The performance metrics, detailed in the paper, underscore the BiLSTM's efficacy in handling diverse text inputs with improved semantic comprehension compared to conventional methods. The use of word vector fine-tuning further refines model predictions, particularly on datasets with more narrowly defined content contexts.

Discussion

The implications of this work extend to content creators and digital marketers who can employ such models to optimize titles for maximum impact, thereby leveraging data-driven insights in creative processes. The ability to generate context-dependent vector interpretations opens avenues for nuanced content quality analysis and A/B testing for title selection.

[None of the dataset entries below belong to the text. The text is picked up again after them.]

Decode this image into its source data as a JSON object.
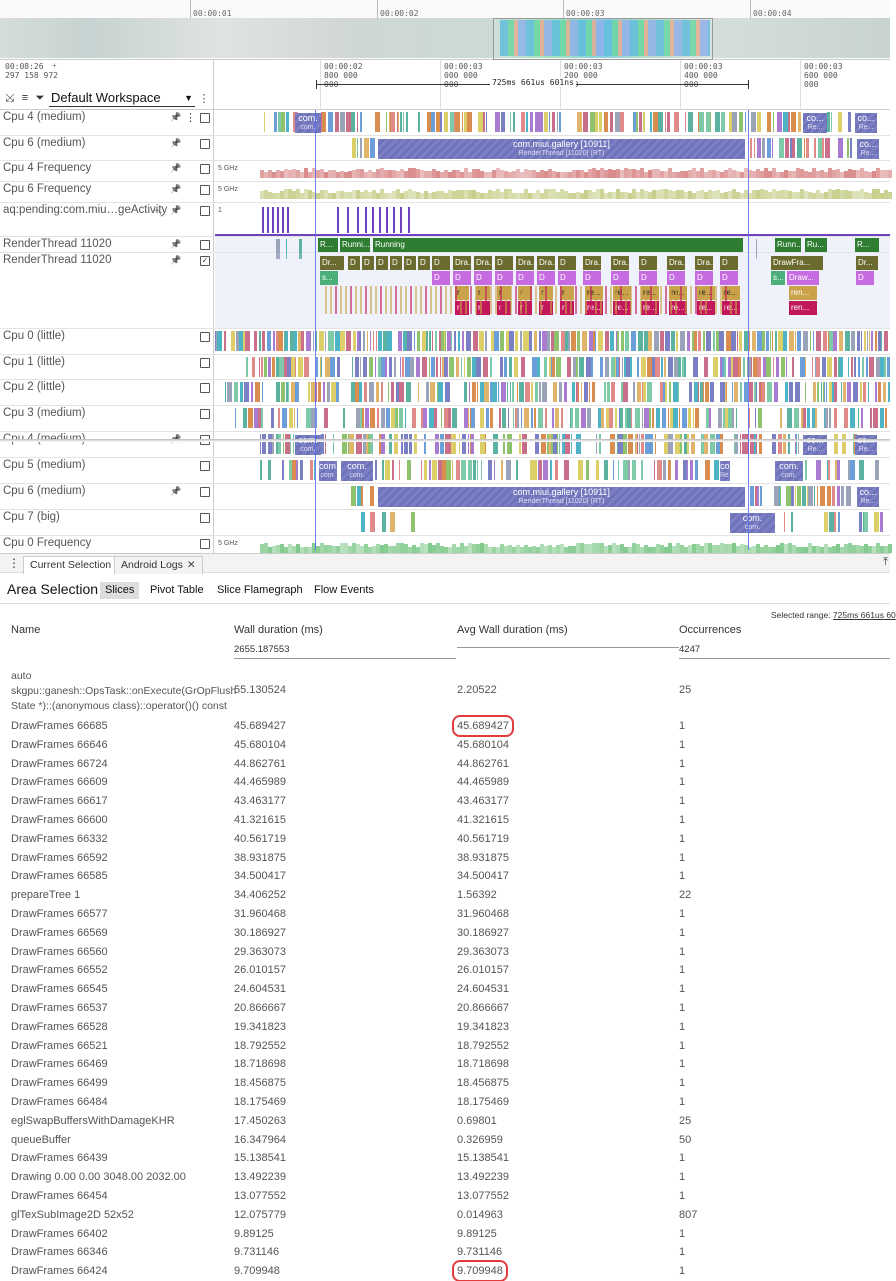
{
  "overview": {
    "ticks": [
      "00:00:01",
      "00:00:02",
      "00:00:03",
      "00:00:04"
    ]
  },
  "time_header": {
    "origin_time": "00:08:26",
    "origin_ns": "297 158 972",
    "plus": "+",
    "ticks": [
      {
        "time": "00:00:02",
        "ns": "800 000 000"
      },
      {
        "time": "00:00:03",
        "ns": "000 000 000"
      },
      {
        "time": "00:00:03",
        "ns": "200 000 000"
      },
      {
        "time": "00:00:03",
        "ns": "400 000 000"
      },
      {
        "time": "00:00:03",
        "ns": "600 000 000"
      }
    ],
    "span_label": "725ms 661us 601ns"
  },
  "workspace": {
    "name": "Default Workspace"
  },
  "tracks": {
    "pinned": [
      {
        "name": "Cpu 4 (medium)"
      },
      {
        "name": "Cpu 6 (medium)"
      },
      {
        "name": "Cpu 4 Frequency"
      },
      {
        "name": "Cpu 6 Frequency"
      },
      {
        "name": "aq:pending:com.miu…geActivity"
      },
      {
        "name": "RenderThread 11020"
      },
      {
        "name": "RenderThread 11020"
      }
    ],
    "scroll": [
      {
        "name": "Cpu 0 (little)"
      },
      {
        "name": "Cpu 1 (little)"
      },
      {
        "name": "Cpu 2 (little)"
      },
      {
        "name": "Cpu 3 (medium)"
      },
      {
        "name": "Cpu 4 (medium)"
      },
      {
        "name": "Cpu 5 (medium)"
      },
      {
        "name": "Cpu 6 (medium)"
      },
      {
        "name": "Cpu 7 (big)"
      },
      {
        "name": "Cpu 0 Frequency"
      }
    ],
    "freq_label": "5 GHz",
    "counter_label": "1",
    "big_slice": {
      "title": "com.miui.gallery [10911]",
      "sub": "RenderThread [11020] (RT)"
    },
    "small_slice": {
      "title": "com.",
      "sub": "com."
    },
    "small_slice_b": {
      "title": "co...",
      "sub": "Re..."
    },
    "rt_running": "Running",
    "rt_runni": "Runni...",
    "rt_r": "R...",
    "rt_run": "Runn...",
    "rt_ru": "Ru...",
    "rt_drawfra": "DrawFra...",
    "rt_draw": "Draw...",
    "rt_ren": "ren...",
    "rt_dr": "Dr...",
    "rt_dra": "Dra...",
    "rt_d": "D",
    "rt_re": "re...",
    "rt_small_r": "r",
    "rt_s": "s...",
    "rt_c": "C",
    "rt_co": "co",
    "rt_com": "com.",
    "rt_ren2": "Rend..."
  },
  "bottom_tabs": [
    {
      "label": "Current Selection",
      "active": true
    },
    {
      "label": "Android Logs",
      "active": false
    }
  ],
  "selection": {
    "title": "Area Selection",
    "subtabs": [
      "Slices",
      "Pivot Table",
      "Slice Flamegraph",
      "Flow Events"
    ],
    "range_label": "Selected range:",
    "range_value": "725ms 661us 60"
  },
  "table": {
    "columns": [
      "Name",
      "Wall duration (ms)",
      "Avg Wall duration (ms)",
      "Occurrences"
    ],
    "totals": {
      "wall": "2655.187553",
      "occ": "4247"
    },
    "rows": [
      {
        "name": "auto\nskgpu::ganesh::OpsTask::onExecute(GrOpFlush\nState *)::(anonymous class)::operator()() const",
        "wall": "55.130524",
        "avg": "2.20522",
        "occ": "25"
      },
      {
        "name": "DrawFrames 66685",
        "wall": "45.689427",
        "avg": "45.689427",
        "occ": "1"
      },
      {
        "name": "DrawFrames 66646",
        "wall": "45.680104",
        "avg": "45.680104",
        "occ": "1"
      },
      {
        "name": "DrawFrames 66724",
        "wall": "44.862761",
        "avg": "44.862761",
        "occ": "1"
      },
      {
        "name": "DrawFrames 66609",
        "wall": "44.465989",
        "avg": "44.465989",
        "occ": "1"
      },
      {
        "name": "DrawFrames 66617",
        "wall": "43.463177",
        "avg": "43.463177",
        "occ": "1"
      },
      {
        "name": "DrawFrames 66600",
        "wall": "41.321615",
        "avg": "41.321615",
        "occ": "1"
      },
      {
        "name": "DrawFrames 66332",
        "wall": "40.561719",
        "avg": "40.561719",
        "occ": "1"
      },
      {
        "name": "DrawFrames 66592",
        "wall": "38.931875",
        "avg": "38.931875",
        "occ": "1"
      },
      {
        "name": "DrawFrames 66585",
        "wall": "34.500417",
        "avg": "34.500417",
        "occ": "1"
      },
      {
        "name": "prepareTree 1",
        "wall": "34.406252",
        "avg": "1.56392",
        "occ": "22"
      },
      {
        "name": "DrawFrames 66577",
        "wall": "31.960468",
        "avg": "31.960468",
        "occ": "1"
      },
      {
        "name": "DrawFrames 66569",
        "wall": "30.186927",
        "avg": "30.186927",
        "occ": "1"
      },
      {
        "name": "DrawFrames 66560",
        "wall": "29.363073",
        "avg": "29.363073",
        "occ": "1"
      },
      {
        "name": "DrawFrames 66552",
        "wall": "26.010157",
        "avg": "26.010157",
        "occ": "1"
      },
      {
        "name": "DrawFrames 66545",
        "wall": "24.604531",
        "avg": "24.604531",
        "occ": "1"
      },
      {
        "name": "DrawFrames 66537",
        "wall": "20.866667",
        "avg": "20.866667",
        "occ": "1"
      },
      {
        "name": "DrawFrames 66528",
        "wall": "19.341823",
        "avg": "19.341823",
        "occ": "1"
      },
      {
        "name": "DrawFrames 66521",
        "wall": "18.792552",
        "avg": "18.792552",
        "occ": "1"
      },
      {
        "name": "DrawFrames 66469",
        "wall": "18.718698",
        "avg": "18.718698",
        "occ": "1"
      },
      {
        "name": "DrawFrames 66499",
        "wall": "18.456875",
        "avg": "18.456875",
        "occ": "1"
      },
      {
        "name": "DrawFrames 66484",
        "wall": "18.175469",
        "avg": "18.175469",
        "occ": "1"
      },
      {
        "name": "eglSwapBuffersWithDamageKHR",
        "wall": "17.450263",
        "avg": "0.69801",
        "occ": "25"
      },
      {
        "name": "queueBuffer",
        "wall": "16.347964",
        "avg": "0.326959",
        "occ": "50"
      },
      {
        "name": "DrawFrames 66439",
        "wall": "15.138541",
        "avg": "15.138541",
        "occ": "1"
      },
      {
        "name": "Drawing 0.00 0.00 3048.00 2032.00",
        "wall": "13.492239",
        "avg": "13.492239",
        "occ": "1"
      },
      {
        "name": "DrawFrames 66454",
        "wall": "13.077552",
        "avg": "13.077552",
        "occ": "1"
      },
      {
        "name": "glTexSubImage2D 52x52",
        "wall": "12.075779",
        "avg": "0.014963",
        "occ": "807"
      },
      {
        "name": "DrawFrames 66402",
        "wall": "9.89125",
        "avg": "9.89125",
        "occ": "1"
      },
      {
        "name": "DrawFrames 66346",
        "wall": "9.731146",
        "avg": "9.731146",
        "occ": "1"
      },
      {
        "name": "DrawFrames 66424",
        "wall": "9.709948",
        "avg": "9.709948",
        "occ": "1"
      }
    ],
    "highlighted_avg_rows": [
      1,
      30
    ]
  },
  "colors": {
    "cpu_slice": "#7b7fc4",
    "render_green": "#2e7d32",
    "highlight": "#e23c3c",
    "cursor": "#5b6cf0",
    "freq": "#d98a8a",
    "freq2": "#c8cf8c"
  }
}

Despite these advantages, the study also acknowledges the potential for further improvement through character-level models and multimodal approaches that incorporate image or video data. Such extensions could provide an even more comprehensive framework for predicting online content popularity, integrating textual and non-textual data into a unified predictive model.

Conclusion

This study introduces a sophisticated approach for online content popularity prediction using BiLSTMs, showcasing significant advancements over traditional shallow classifiers. It demonstrates the potential for deep learning to provide actionable insights in digital content strategy, enhancing both accuracy and interpretability. Future work will likely explore integrating multimodal data and further refining character-level text representations to continue improving prediction accuracy and broad applicability.